Eggnog Snickerdoodle Cookies

Delicious holiday cookies infused with eggnog and spices, rolled in powdered sugar.
Prep Time 20 minutes
Cook Time 12 minutes
Total Time 40 minutes
Course Dessert
Cuisine American
Servings 24
Calories 150 kcal

Ingredients
  

  • 2.75 cups all-purpose flour
  • 1 teaspoon baking powder
  • 1 teaspoon baking soda
  • 0.5 teaspoon salt
  • 2 teaspoons ground cinnamon
  • 0.5 teaspoon nutmeg
  • 1 cup unsalted butter, softened
  • 1.5 cups granulated sugar
  • 2 large eggs
  • 1 teaspoon vanilla extract
  • 0.5 cup eggnog
  • 0.5 cup powdered sugar (for rolling)

Instructions
 

  • Preheat your oven to 350°F (175°C) and line two baking sheets with parchment paper.
  • In a medium bowl, whisk together the flour, baking powder, baking soda, salt, ground cinnamon, and nutmeg. Set aside.
  • In a large mixing bowl, cream together the softened butter and granulated sugar using an electric mixer until light and fluffy (about 3 minutes).
  • Add the eggs one at a time, mixing well after each addition, then stir in the vanilla extract and eggnog until well combined.
  • Gradually add the dry ingredients to the wet mixture, mixing just until combined. Be careful not to overmix.
  • Using a cookie scoop or tablespoon, drop dough onto the prepared baking sheets, spacing them about 2 inches apart.
  • In a small bowl, combine the powdered sugar and a pinch of cinnamon. Roll each cookie ball in this mixture until fully coated.
  • Bake for 10-12 minutes or until the edges are lightly golden and the centers appear just set.

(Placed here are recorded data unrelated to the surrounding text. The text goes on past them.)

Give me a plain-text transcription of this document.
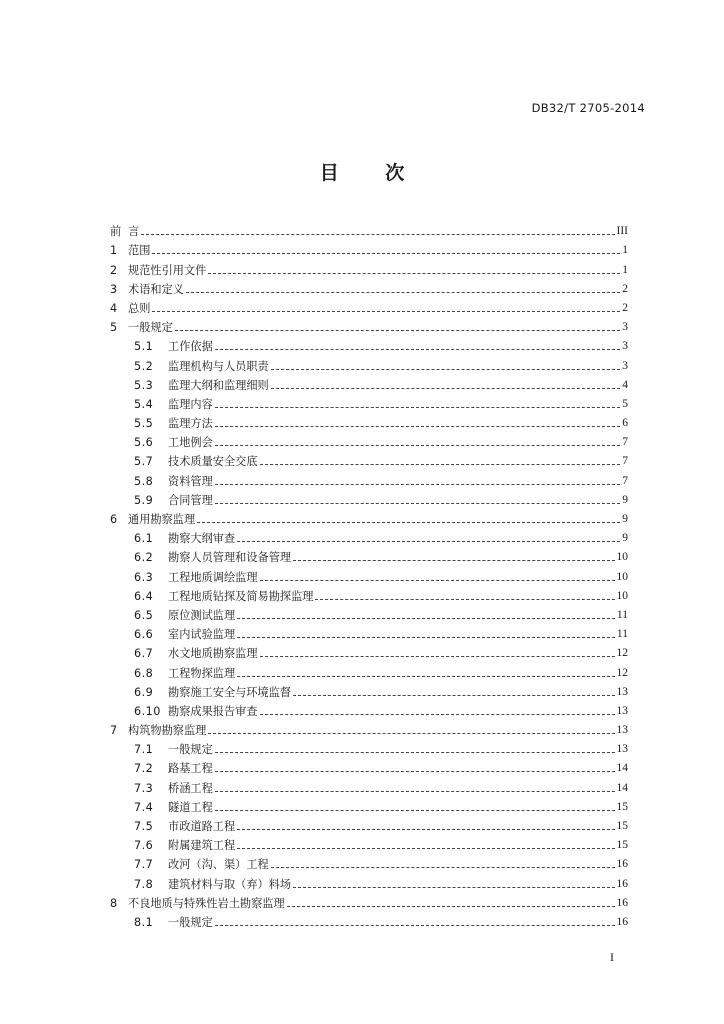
DB32/T 2705-2014
目 次
前 言	III
1 范围	1
2 规范性引用文件	1
3 术语和定义	2
4 总则	2
5 一般规定	3
5.1	工作依据	3
5.2	监理机构与人员职责	3
5.3	监理大纲和监理细则	4
5.4	监理内容	5
5.5	监理方法	6
5.6	工地例会	7
5.7	技术质量安全交底	7
5.8	资料管理	7
5.9	合同管理	9
6 通用勘察监理	9
6.1	勘察大纲审查	9
6.2	勘察人员管理和设备管理	10
6.3	工程地质调绘监理	10
6.4	工程地质钻探及简易勘探监理	10
6.5	原位测试监理	11
6.6	室内试验监理	11
6.7	水文地质勘察监理	12
6.8	工程物探监理	12
6.9	勘察施工安全与环境监督	13
6.10 勘察成果报告审查	13
7 构筑物勘察监理	13
7.1	一般规定	13
7.2	路基工程	14
7.3	桥涵工程	14
7.4	隧道工程	15
7.5	市政道路工程	15
7.6	附属建筑工程	15
7.7	改河（沟、渠）工程	16
7.8	建筑材料与取（弃）料场	16
8 不良地质与特殊性岩土勘察监理	16
8.1	一般规定	16
I
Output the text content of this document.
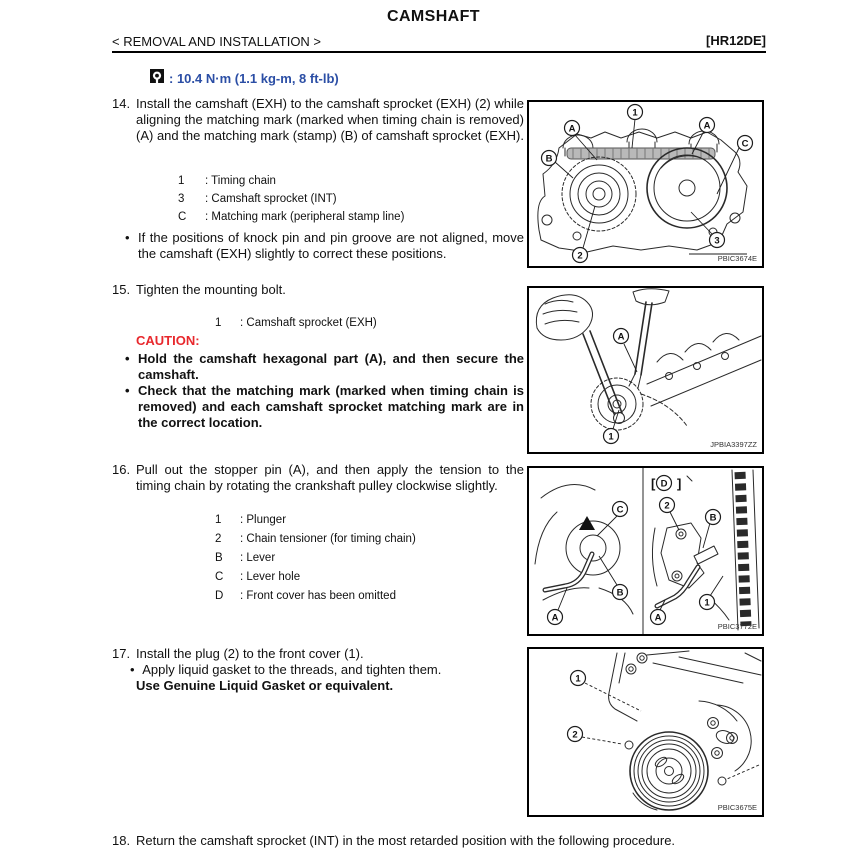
CAMSHAFT
< REMOVAL AND INSTALLATION >	[HR12DE]
: 10.4 N·m (1.1 kg-m, 8 ft-lb)
14. Install the camshaft (EXH) to the camshaft sprocket (EXH) (2) while aligning the matching mark (marked when timing chain is removed) (A) and the matching mark (stamp) (B) of camshaft sprocket (EXH).
1	: Timing chain
3	: Camshaft sprocket (INT)
C	: Matching mark (peripheral stamp line)
• If the positions of knock pin and pin groove are not aligned, move the camshaft (EXH) slightly to correct these positions.
15. Tighten the mounting bolt.
1	: Camshaft sprocket (EXH)
CAUTION:
• Hold the camshaft hexagonal part (A), and then secure the camshaft.
• Check that the matching mark (marked when timing chain is removed) and each camshaft sprocket matching mark are in the correct location.
16. Pull out the stopper pin (A), and then apply the tension to the timing chain by rotating the crankshaft pulley clockwise slightly.
1	: Plunger
2	: Chain tensioner (for timing chain)
B	: Lever
C	: Lever hole
D	: Front cover has been omitted
17. Install the plug (2) to the front cover (1).
• Apply liquid gasket to the threads, and tighten them.
Use Genuine Liquid Gasket or equivalent.
18. Return the camshaft sprocket (INT) in the most retarded position with the following procedure.
1
A	A
B
C
2
3
PBIC3674E
A
1
JPBIA3397ZZ
[ ]
C
B
A
D
2
B
1
A
PBIC3772E
1
2
PBIC3675E
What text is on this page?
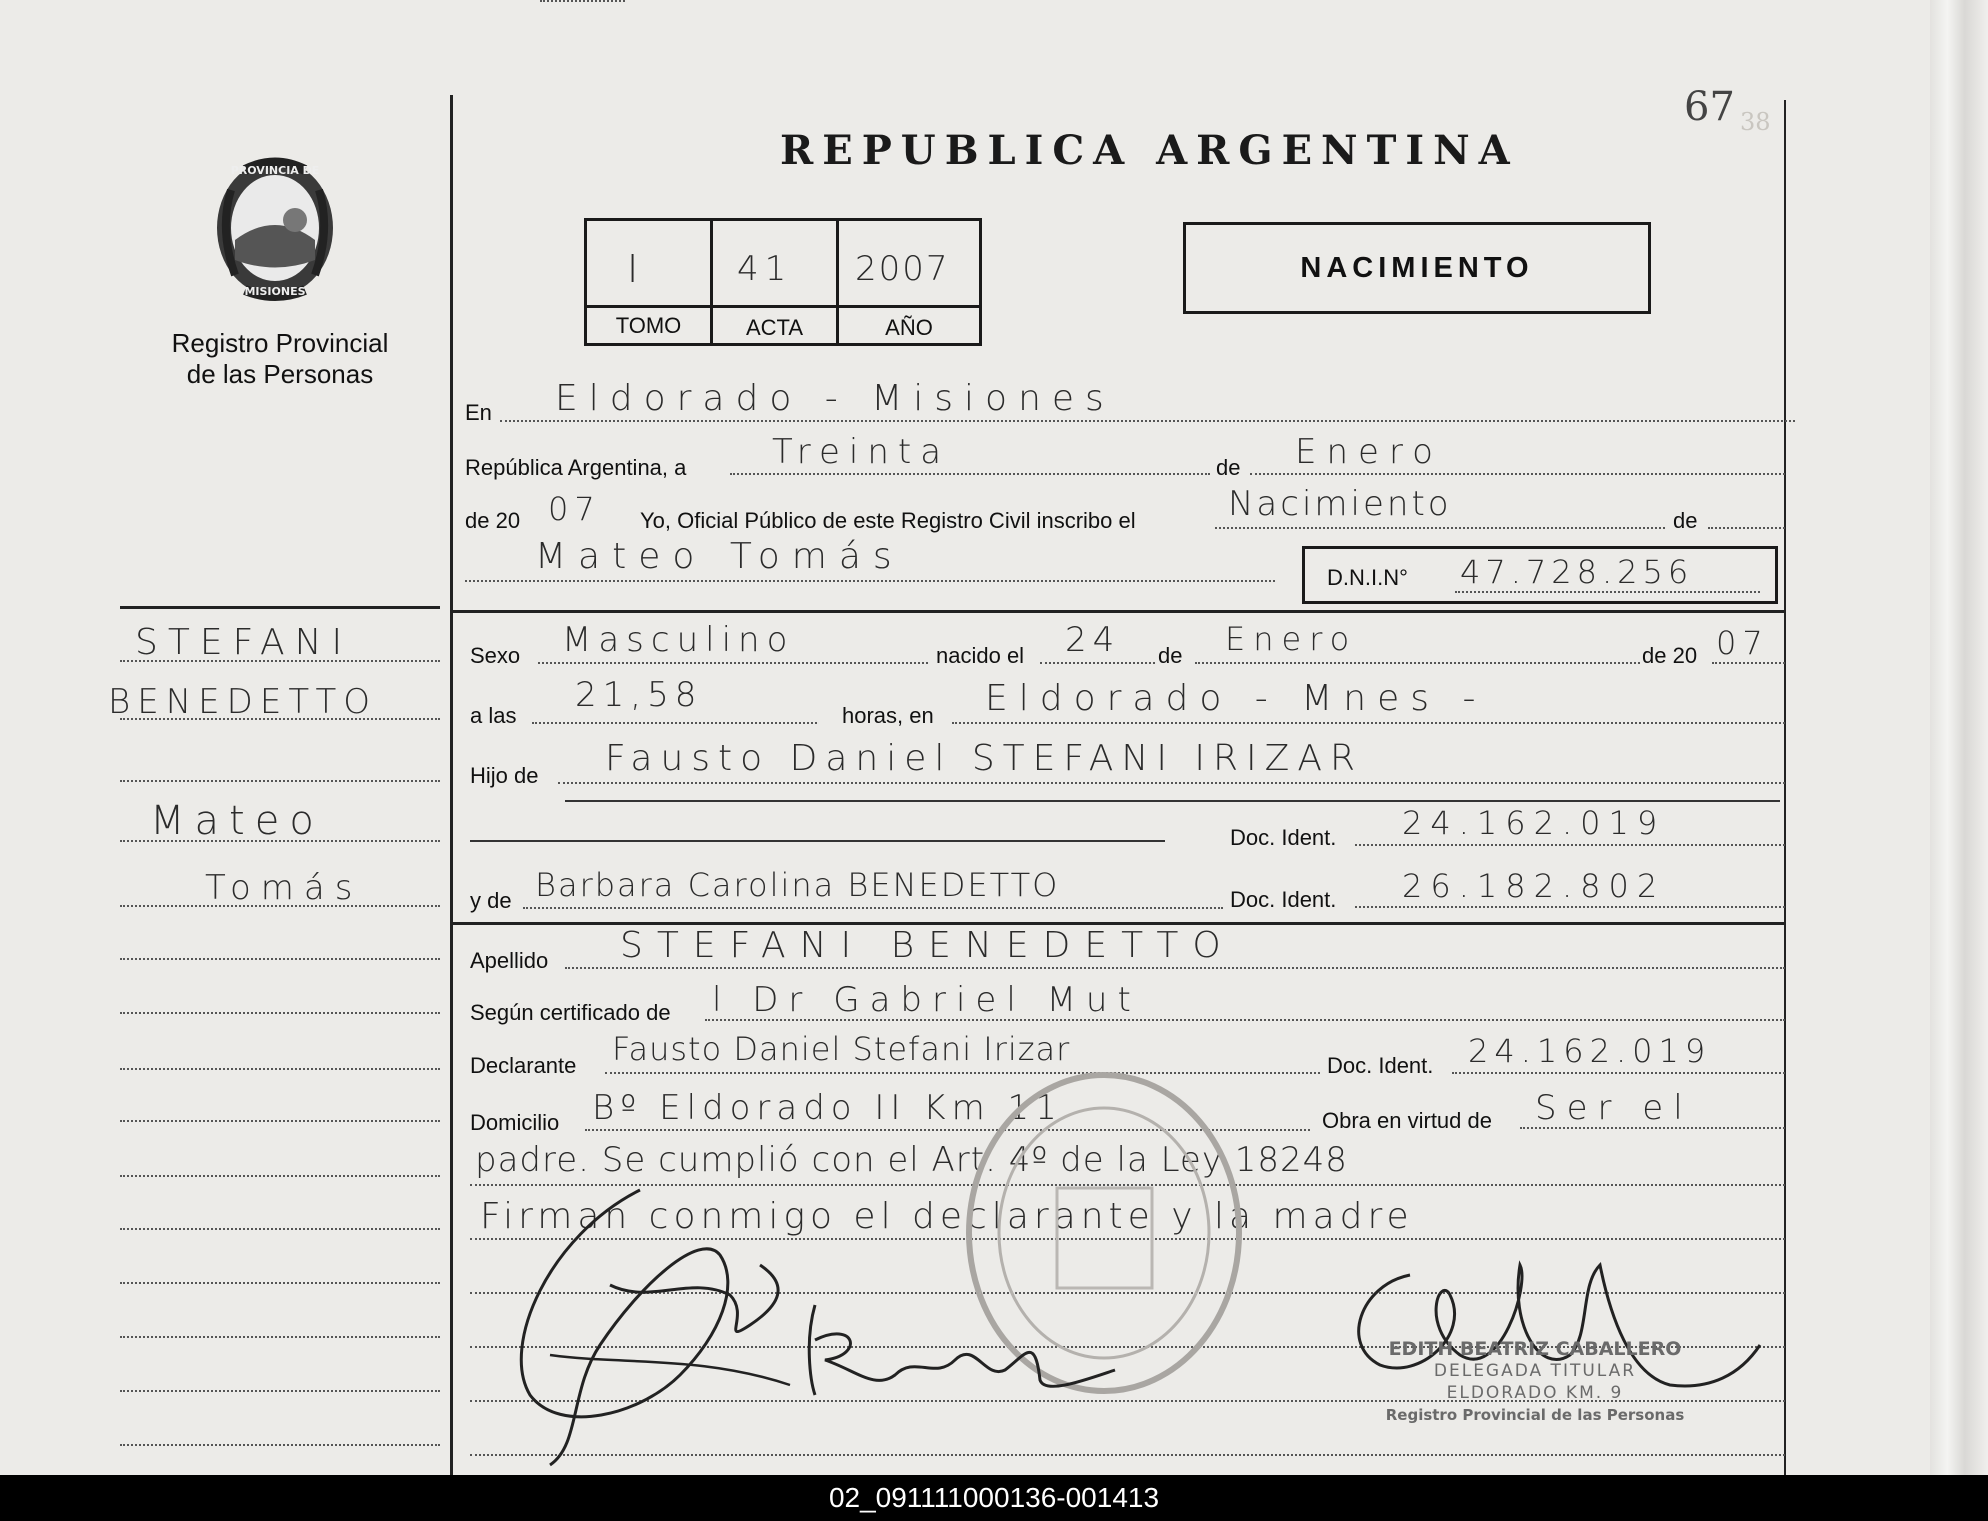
67 38
REPUBLICA ARGENTINA
PROVINCIA DE
MISIONES
Registro Provincial
de las Personas
I	41 2007
TOMO	ACTA	AÑO
NACIMIENTO
STEFANI
BENEDETTO
Mateo
Tomás
En Eldorado - Misiones
República Argentina, a	Treinta	de Enero
de 20 07 Yo, Oficial Público de este Registro Civil inscribo el	Nacimiento	de
Mateo Tomás
D.N.I.N° 47.728.256
Sexo Masculino	nacido el 24 de Enero	de 20 07
a las
21,58
horas, en Eldorado - Mnes -
Hijo de Fausto Daniel STEFANI IRIZAR
Doc. Ident. 24.162.019
y de Barbara Carolina BENEDETTO	Doc. Ident. 26.182.802
Apellido STEFANI BENEDETTO
Según certificado de l Dr Gabriel Mut
Declarante Fausto Daniel Stefani Irizar	Doc. Ident. 24.162.019
Domicilio Bº Eldorado II Km 11	Obra en virtud de Ser el
padre. Se cumplió con el Art. 4º de la Ley 18248
Firman conmigo el declarante y la madre
EDITH BEATRIZ CABALLERO
DELEGADA TITULAR
ELDORADO KM. 9
Registro Provincial de las Personas
02_091111000136-001413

Let them cool on the baking sheets for 5 minutes before transferring to wire racks to cool completely.
  • For an extra touch, drizzle with a simple glaze made from powdered sugar and a splash of eggnog before serving.

Notes

For an extra touch, drizzle with a simple glaze made from powdered sugar and a splash of eggnog before serving.